Hell, the insertion procedure will be complex, you think. The trick is that restrictions usually help rather than prevent. So, assume we need to insert an element [Eh,Et] (that's heap and tree keys) to a (sub)tree with a given root [Rh,Rt].

  1. Eh < Rh - since we maintain heap, our new node should be added to one of the root's subtrees. To left or to right is decided based on tree-keys Rt <=> Et comparison, since we maintain tree as well. To insert element to a proper subtree we call the same insertion procedure recursively.
  2. Eh > Rh - our new node can only be a new root then (due to heap keys). What will be its left and right subtrees? Let's assume that Et < Rt. Then the right subtree of our new node will be the former root (it can't be placed nowhere else due to heap-property), and the right subtree of the old root will remain there.

    Now, we're left with two dangling pointers (see picture B) and a subtree to split between them. But we can note that if we inserted the new node to that dangling subtree (picture C), it would be the root and its left and right children would fit the dangling pointers amazingly (picture D)! So to solve the original problem we need to solve it on a smaller tree... Smells recursive!

    This leads to a tiny split procedure that, given a treap and a Kt tree-key, splits the treap into two treaps that can be left and right subtrees of a node with tree-key Kt in a binary search tree.

If you want to delete a node from tree, you'll need merge operation that makes one treap out of something that were left and right subtrees of a node we've just erased. This merge is the opposite to split and is as simple to implement. Red-black tree deletions require twice more code than insertions.

Implementation

The implementation of insertion stuff is here. Despite I haven't participated in contests for several years, I wrote it in 30 minutes from scratch (and benchmarking code took some additional time) and I didn't even have to debug the code. Can you repeat the same for a red-black tree insertions?

Unfortunately, it's hard to tie this small implementation into OOP concept, but in programming contests it was rarely needed.

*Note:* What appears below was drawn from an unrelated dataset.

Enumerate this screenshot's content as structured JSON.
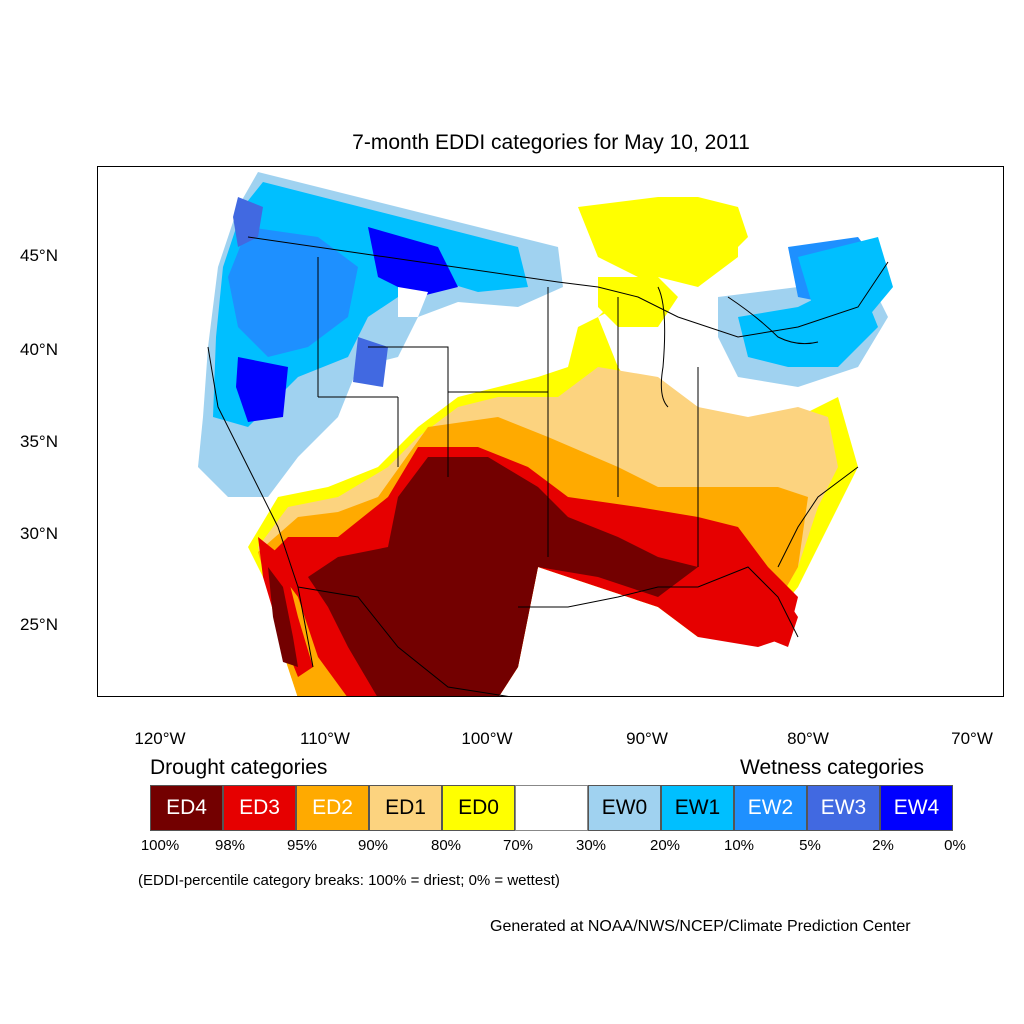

If we run the script, we'll get fairly good height result on ascending sequence (on which unbalanced trees fail badly):

pavel@lonely ~/social/blog/treap $ perl -e 'for (1..10_000_000) { print "$_ ";} print "\n"' >test_file
pavel@lonely ~/social/blog/treap $ g++ --version | head -n 1
g++ (Gentoo 4.4.2 p1.0) 4.4.2
pavel@lonely ~/social/blog/treap $ g++ treap.cpp -O2 -o treap
pavel@lonely ~/social/blog/treap $ g++ treap.cpp -O2 -o tree_STL -DSTTREE
pavel@lonely ~/social/blog/treap $ time ./treap &lt;test_file ; time ./treap &lt;test_file ; time ./tree_STL &lt;test_file
Height is 58 for RB it is 30.8499
real    0m6.545s
user    0m6.116s
sys     0m0.176s
Height is 56 for RB it is 30.8499
real    0m6.069s
user    0m5.908s
sys     0m0.160s
Height not supported :(

real    0m7.667s
user    0m7.472s
sys     0m0.188s

While height for RB-tree is about 30, height of a treap is about 50-60. You can run a series of experiments on your own and see it.

Why is it balanced?

The estimation of a height of a treap is O(log N).

The means, due to which the treap balances itself as a search tree, are Complex Math and are described in the articles linked at its Wikipedia page.

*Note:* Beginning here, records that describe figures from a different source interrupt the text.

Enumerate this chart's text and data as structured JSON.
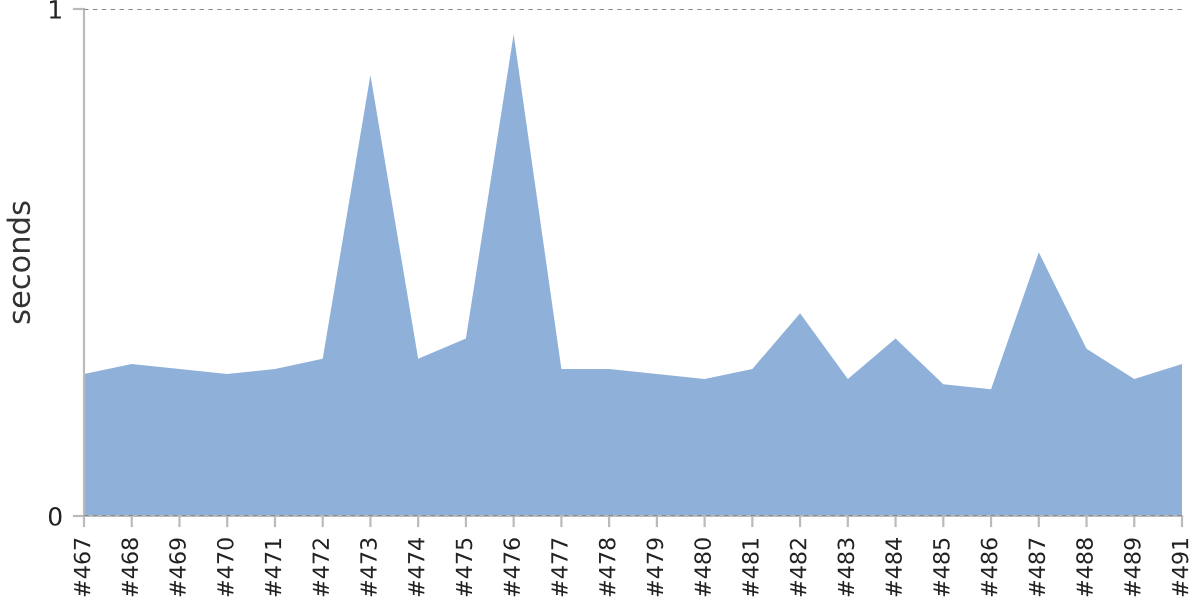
{
  "chart_data": {
    "type": "area",
    "ylabel": "seconds",
    "categories": [
      "#467",
      "#468",
      "#469",
      "#470",
      "#471",
      "#472",
      "#473",
      "#474",
      "#475",
      "#476",
      "#477",
      "#478",
      "#479",
      "#480",
      "#481",
      "#482",
      "#483",
      "#484",
      "#485",
      "#486",
      "#487",
      "#488",
      "#489",
      "#491"
    ],
    "series": [
      {
        "color": "#8fb1d9",
        "values": [
          0.28,
          0.3,
          0.29,
          0.28,
          0.29,
          0.31,
          0.87,
          0.31,
          0.35,
          0.95,
          0.29,
          0.29,
          0.28,
          0.27,
          0.29,
          0.4,
          0.27,
          0.35,
          0.26,
          0.25,
          0.52,
          0.33,
          0.27,
          0.3
        ]
      }
    ],
    "ylim": [
      0,
      1
    ],
    "yticks": [
      0,
      1
    ],
    "grid": "y"
  }
}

In common words, for a tree to be non-balanced not only search keys should be inserted in mostly ascending/descending order, but also the randomly generated numbers should also be arranged in the relevant order. This is unlikely. And if a heap_key is "out of sync" with unbalancing pattern, it rotates the subtree, for which it becomes a new root, so it becomes capable to absorb more "unbalancing" nodes without height increase.

Acknowledgements

Treaps were created by Cecilia R. Aragon and Raimund Seidel back in 1989.